On 19 December Niemen shared with in the capture of Rising States. Jaseur shared her prize money, by agreement, with and .

Niemen escorted a convoy to Bermuda in January 1814, and then spent 1814 on the Bermuda station. Here she took some numerous prizes, most of them small schooners, but a few of greater import.

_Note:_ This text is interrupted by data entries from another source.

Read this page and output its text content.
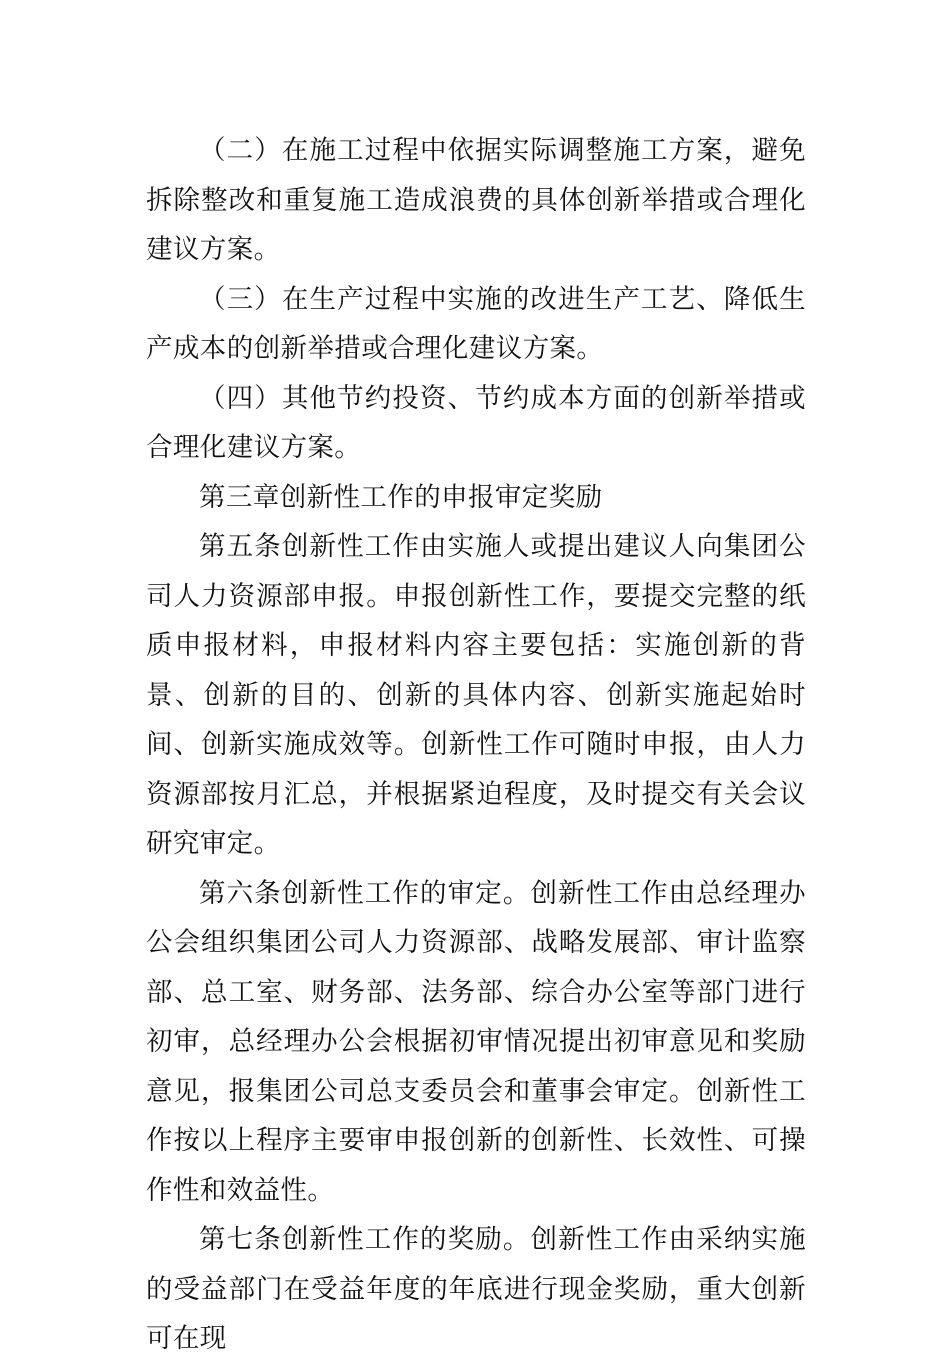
（二）在施工过程中依据实际调整施工方案，避免拆除整改和重复施工造成浪费的具体创新举措或合理化建议方案。

（三）在生产过程中实施的改进生产工艺、降低生产成本的创新举措或合理化建议方案。

（四）其他节约投资、节约成本方面的创新举措或合理化建议方案。

第三章创新性工作的申报审定奖励

第五条创新性工作由实施人或提出建议人向集团公司人力资源部申报。申报创新性工作，要提交完整的纸质申报材料，申报材料内容主要包括：实施创新的背景、创新的目的、创新的具体内容、创新实施起始时间、创新实施成效等。创新性工作可随时申报，由人力资源部按月汇总，并根据紧迫程度，及时提交有关会议研究审定。

第六条创新性工作的审定。创新性工作由总经理办公会组织集团公司人力资源部、战略发展部、审计监察部、总工室、财务部、法务部、综合办公室等部门进行初审，总经理办公会根据初审情况提出初审意见和奖励意见，报集团公司总支委员会和董事会审定。创新性工作按以上程序主要审申报创新的创新性、长效性、可操作性和效益性。

第七条创新性工作的奖励。创新性工作由采纳实施的受益部门在受益年度的年底进行现金奖励，重大创新可在现
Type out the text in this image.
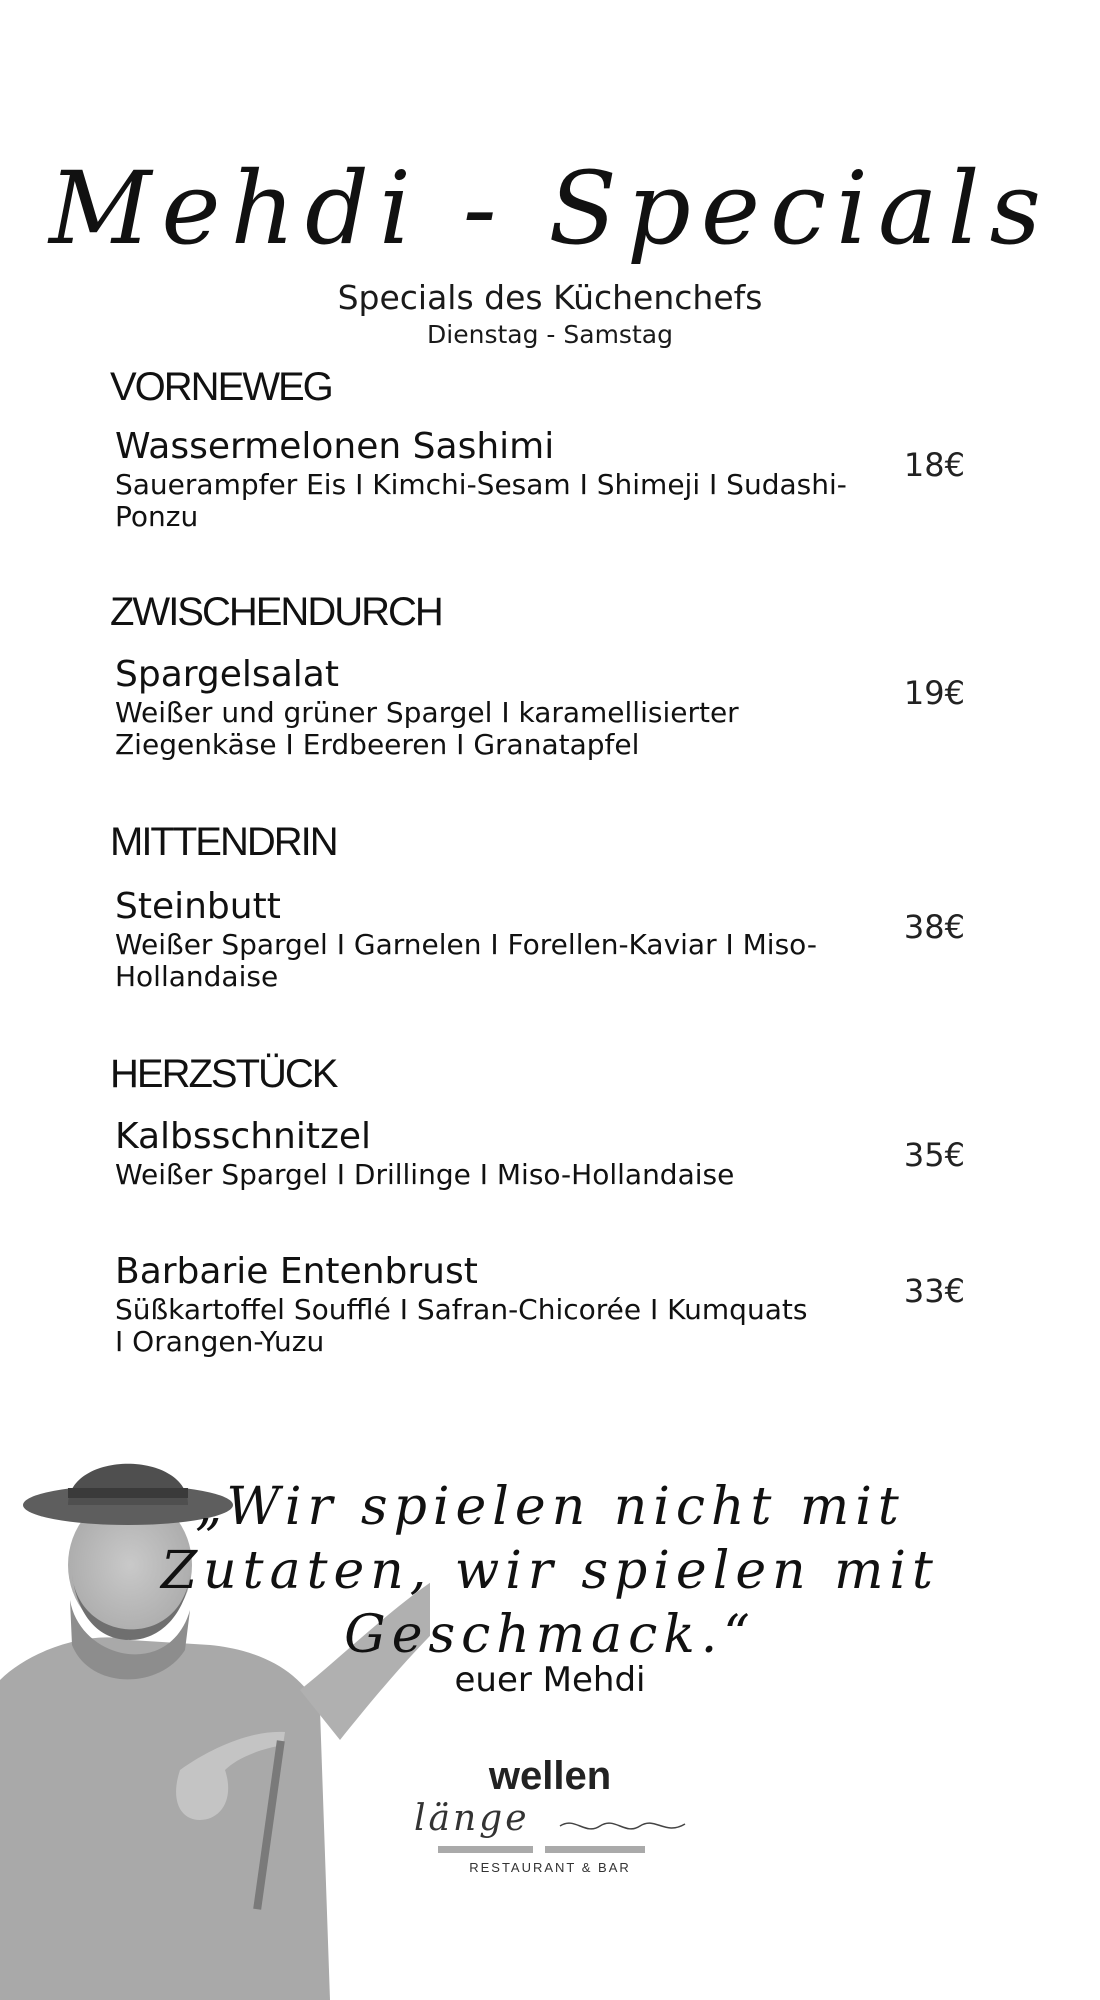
Mehdi - Specials
Specials des Küchenchefs
Dienstag - Samstag
VORNEWEG
Wassermelonen Sashimi
Sauerampfer Eis I Kimchi-Sesam I Shimeji I Sudashi-
Ponzu
18€
ZWISCHENDURCH
Spargelsalat
Weißer und grüner Spargel I karamellisierter
Ziegenkäse I Erdbeeren I Granatapfel
19€
MITTENDRIN
Steinbutt
Weißer Spargel I Garnelen I Forellen-Kaviar I Miso-
Hollandaise
38€
HERZSTÜCK
Kalbsschnitzel
Weißer Spargel I Drillinge I Miso-Hollandaise
35€
Barbarie Entenbrust
Süßkartoffel Soufflé I Safran-Chicorée I Kumquats
I Orangen-Yuzu
33€
„Wir spielen nicht mit
Zutaten, wir spielen mit
Geschmack.“
euer Mehdi
wellen
länge
RESTAURANT & BAR
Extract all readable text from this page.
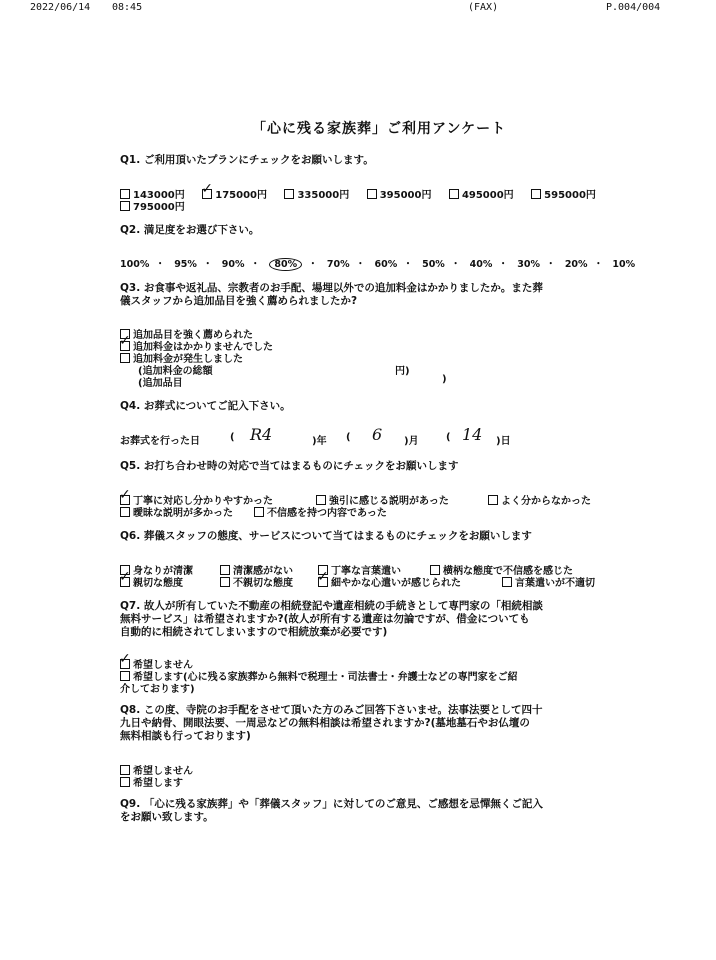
2022/06/14 08:45	(FAX)	P.004/004
「心に残る家族葬」ご利用アンケート
Q1. ご利用頂いたプランにチェックをお願いします。
143000円 ✓	175000円	335000円	395000円	495000円	595000円
795000円
Q2. 満足度をお選び下さい。
100% ・ 95% ・ 90% ・ 80% ・ 70% ・ 60% ・ 50% ・ 40% ・ 30% ・ 20% ・ 10%
Q3. お食事や返礼品、宗教者のお手配、場埋以外での追加料金はかかりましたか。また葬
儀スタッフから追加品目を強く薦められましたか?
追加品目を強く薦められた
✓追加料金はかかりませんでした
追加料金が発生しました
(追加料金の総額	円)
(追加品目	)
Q4. お葬式についてご記入下さい。
お葬式を行った日	( R4	)年 ( 6 )月	( 14 )日
Q5. お打ち合わせ時の対応で当てはまるものにチェックをお願いします
✓丁寧に対応し分かりやすかった	強引に感じる説明があった	よく分からなかった
曖昧な説明が多かった	不信感を持つ内容であった
Q6. 葬儀スタッフの態度、サービスについて当てはまるものにチェックをお願いします
身なりが清潔	清潔感がない	丁寧な言葉遣い	横柄な態度で不信感を感じた
✓親切な態度	不親切な態度 ✓	細やかな心遣いが感じられた	言葉遣いが不適切
Q7. 故人が所有していた不動産の相続登記や遺産相続の手続きとして専門家の「相続相談
無料サービス」は希望されますか?(故人が所有する遺産は勿論ですが、借金についても
自動的に相続されてしまいますので相続放棄が必要です)
✓希望しません
希望します(心に残る家族葬から無料で税理士・司法書士・弁護士などの専門家をご紹
介しております)
Q8. この度、寺院のお手配をさせて頂いた方のみご回答下さいませ。法事法要として四十
九日や納骨、開眼法要、一周忌などの無料相談は希望されますか?(墓地墓石やお仏壇の
無料相談も行っております)
希望しません
希望します
Q9. 「心に残る家族葬」や「葬儀スタッフ」に対してのご意見、ご感想を忌憚無くご記入
をお願い致します。
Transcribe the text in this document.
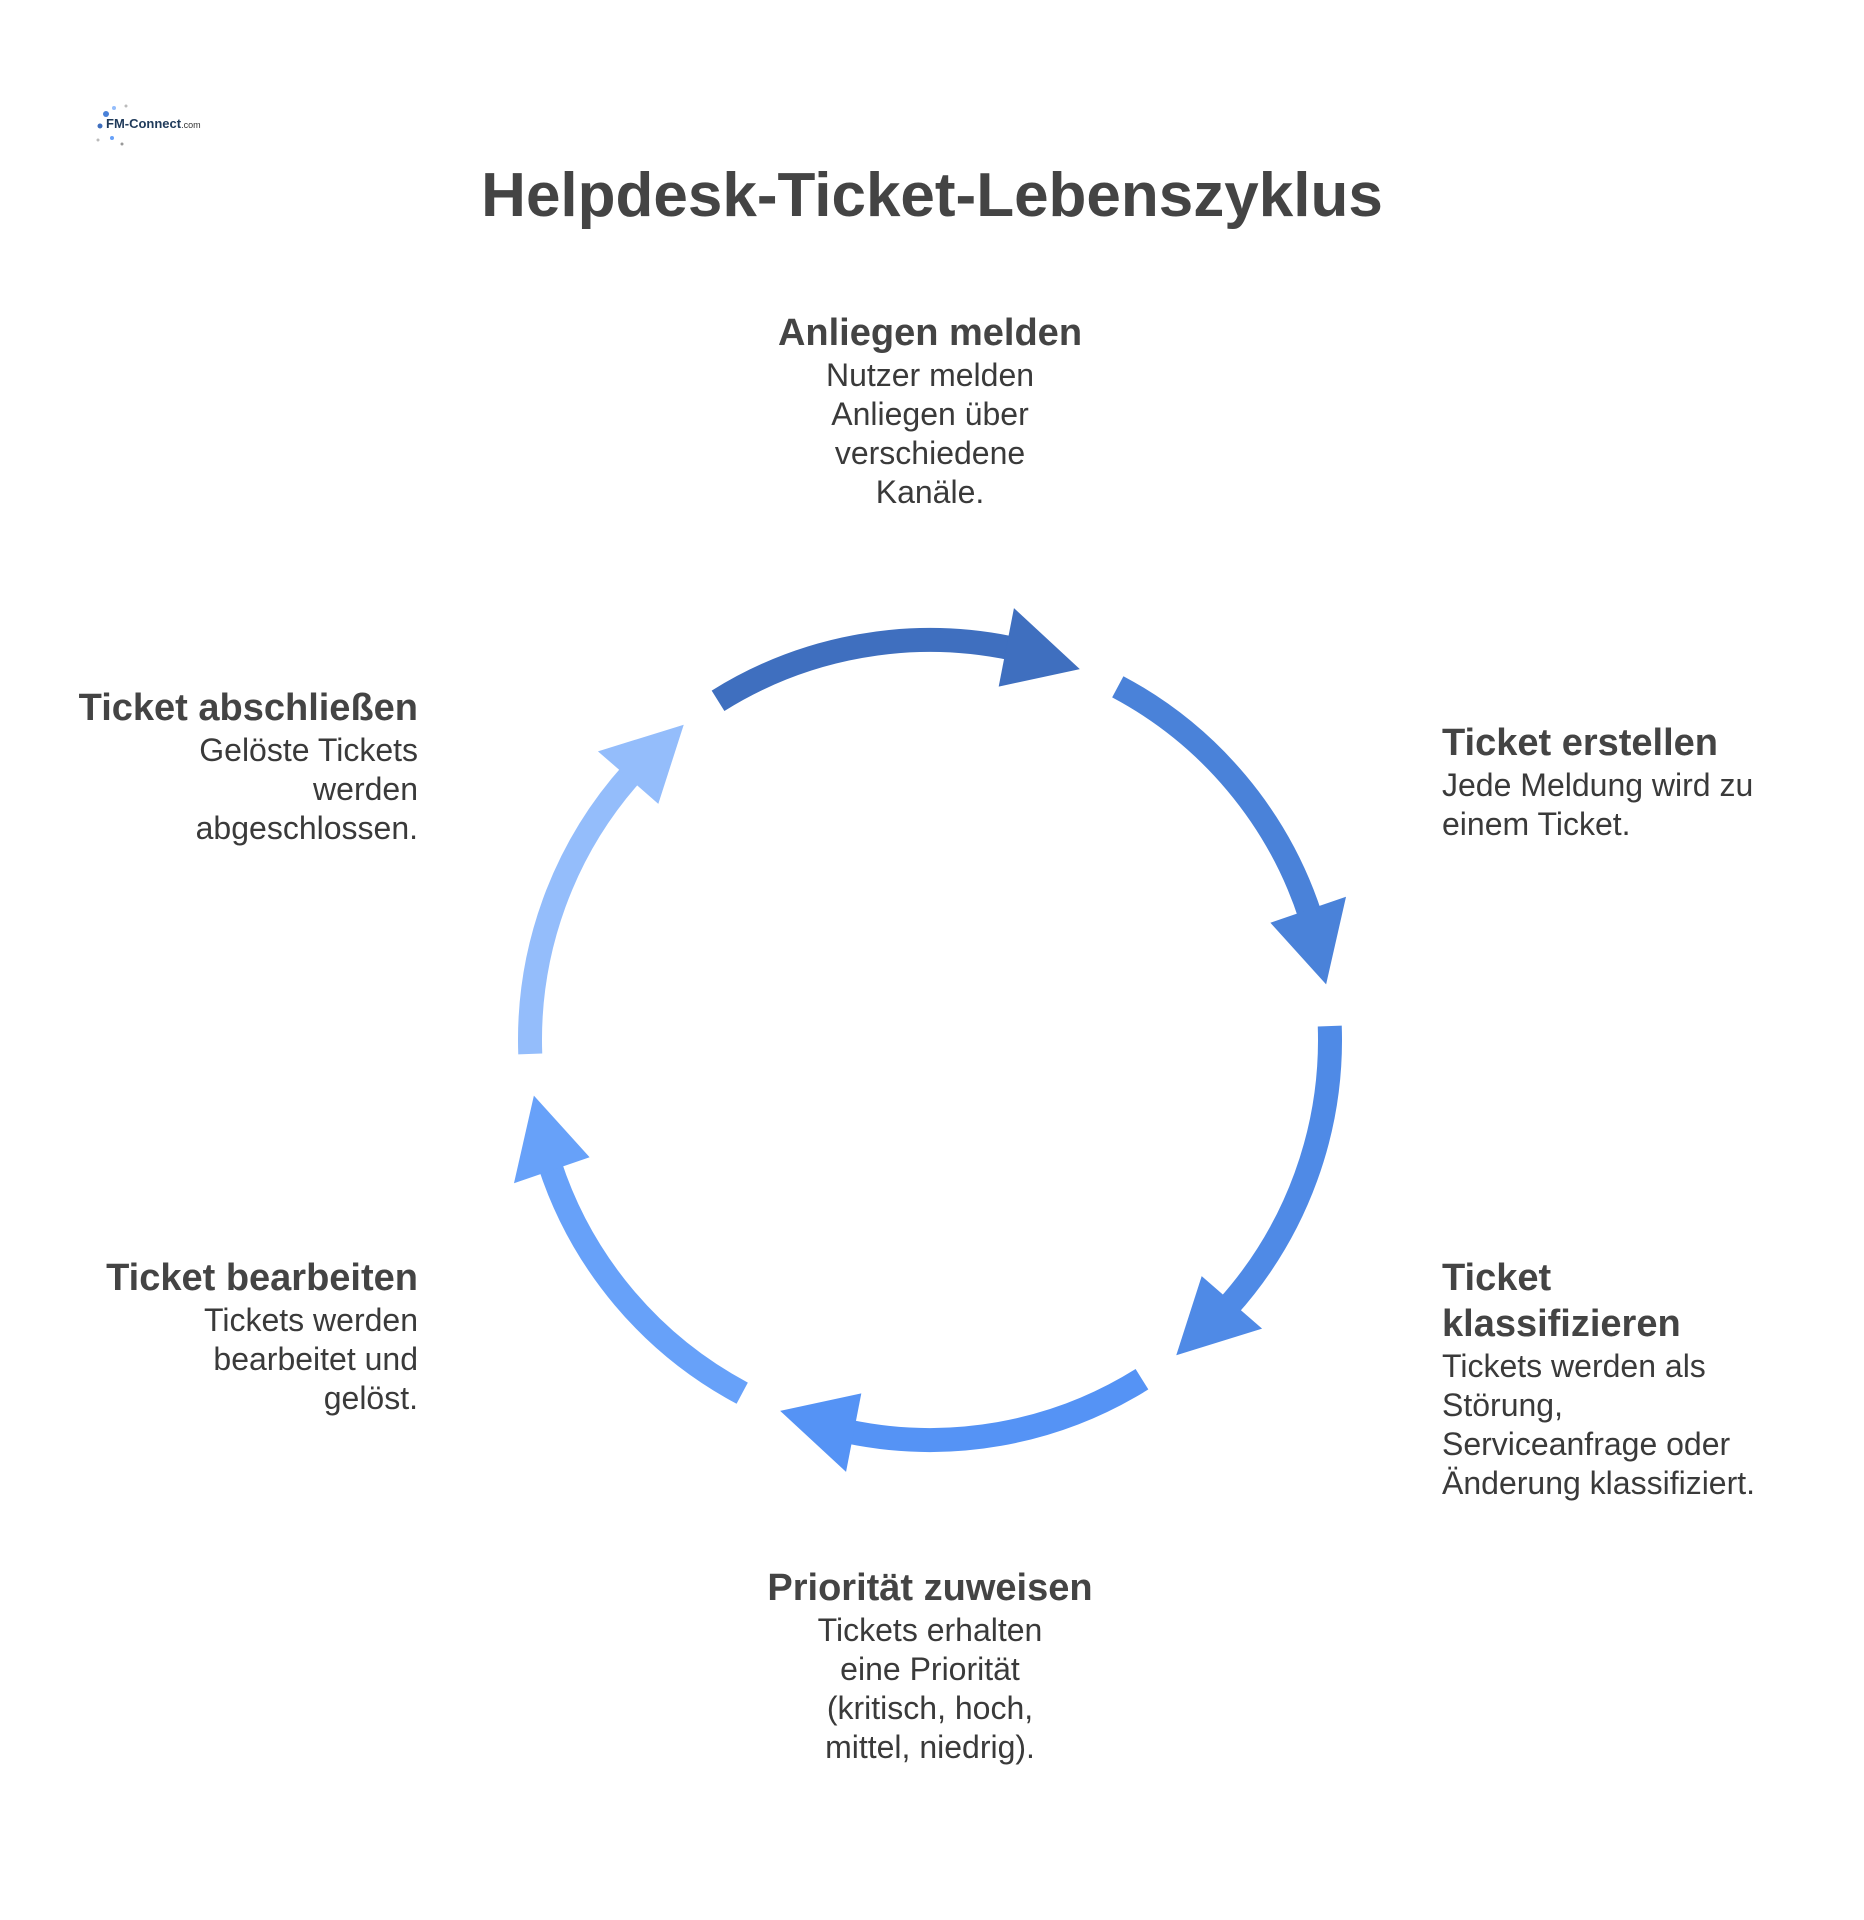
FM-Connect.com
Helpdesk-Ticket-Lebenszyklus
Anliegen melden
Nutzer melden Anliegen über verschiedene Kanäle.
Ticket erstellen
Jede Meldung wird zu einem Ticket.
Ticket klassifizieren
Tickets werden als Störung, Serviceanfrage oder Änderung klassifiziert.
Priorität zuweisen
Tickets erhalten eine Priorität (kritisch, hoch, mittel, niedrig).
Ticket bearbeiten
Tickets werden bearbeitet und gelöst.
Ticket abschließen
Gelöste Tickets werden abgeschlossen.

- 2 January: Lion, of Nantucket, Clarke, master, returning from the Chilean coast with 1000 barrels of whale oil, and sent into Bermuda; Lion was returning from her tenth whaling voyage.
- 8 February: the American 9-gun letter of marque packet Bourdeaux.
- 8 May: the merchantman Hound.
- 23 May: Niemens boats cut out three American letter of marque schooners at Little Egg Harbour: Quiz, of 214 tons, W. Phillips, master, 28 men, pierced for 14 guns but mounting two, and Clara, James Newman, master, and Model, each pierced for 12. The cutting out expedition suffered two men killed and two men wounded. When captured, Quiz was sailing from St. Iago to Philadelphia with a cargo of sugar, molasses, and coffee. Clara, of 117 tons and 22 men, was armed with four 6-pounder guns. Model, John Austen, master, was of 250 tons and was carrying a cargo of 270 barrels of flour. (Note: A first-class share of the prize money was worth £48 3s 1 1/4d; a sixth-class share, that of an ordinary seaman, was worth 6s.)
- 7 June: sloop Flash, James Barstow, Master. Niemen shared the capture with Saturn.
- 12 July: Niemen captured the American privateer Henry Guilder (or Henry Gilder), Samuel Newson, Master, of 12 guns (eight 12-pounders and two long 9-pounders), and 45 or 50 men. (Note: A first-class share of the prize money was worth £46 3s 7 3/4d; a sixth-class share was worth 5s 6d.) Henry Guilder was sold at the prize court's auction in August at Halifax and became the (unsuccessful) British privateer Sherbrooke.
- 15 July: Niemen recaptured Sir Alexander Ball, which the American privateer General Armstrong had taken as Sir Alexander Ball was sailing from Bristol to Malta with a cargo of British manufactures and colonial produce. She carried six guns and a crew of 35 men.
- 7 August: the Swedish brig Enigheton or Enigheden, sailing from St. Andrews to Philadelphia with a cargo of plaster of Paris and of hardware.
- 30 August: the merchantman Enterprise, sailing from Barnstable to Washington with salt and Glauber salts.
- 2 September: the merchantman Los Dos Ermanos.
- 5 September: the merchantman James, sailing from Washington to New York with a cargo of flour.
- 21 September: the merchantman Swift.
- 30 September: the Baltimore letter of marque Daedalus, off Chincoteague, and the merchantman Hibernia. Daedalus was sailing from Port au Prince to New York with a cargo of coffee. Daedalus, a schooner of 136 tons, was armed with a 9-pounder gun and a 6-pounder gun. She had a crew of 19 men.
- 3 October: the merchantman Tickler, sailing from Philadelphia to Saint Bartholomew with flour, bread, crackers and soap. She was under the command of John Boyd, Master. Niemen shared the capture with Loire. Tickler was of 41 tons and carried a crew of six men.
- 1 December: the merchantman Industry, off Cape Henry.
- Unknown date: the merchantman Janus.

Also between 6 August and October, Niemen captured the following American vessels: the sloop James Phillip and the sloop Regulator. In the period from 9 May to 4 October, Niemen also burnt 17 schooners or sloops ranging between 15 and 60 tons.

==Fate==
Nieman was broken up at Deptford in September 1815. Her name was perpetuated in a 28-gun sixth rate launched in 1820 as .

==Postscript==
In 1843 Jean-Baptiste Henri Durand-Brager made a painting of the battle, Combat de la frégate Niemen contre les frégates Aréthusa et Amethyst. It is at the Bordeaux Museum of Fine Arts but not on display.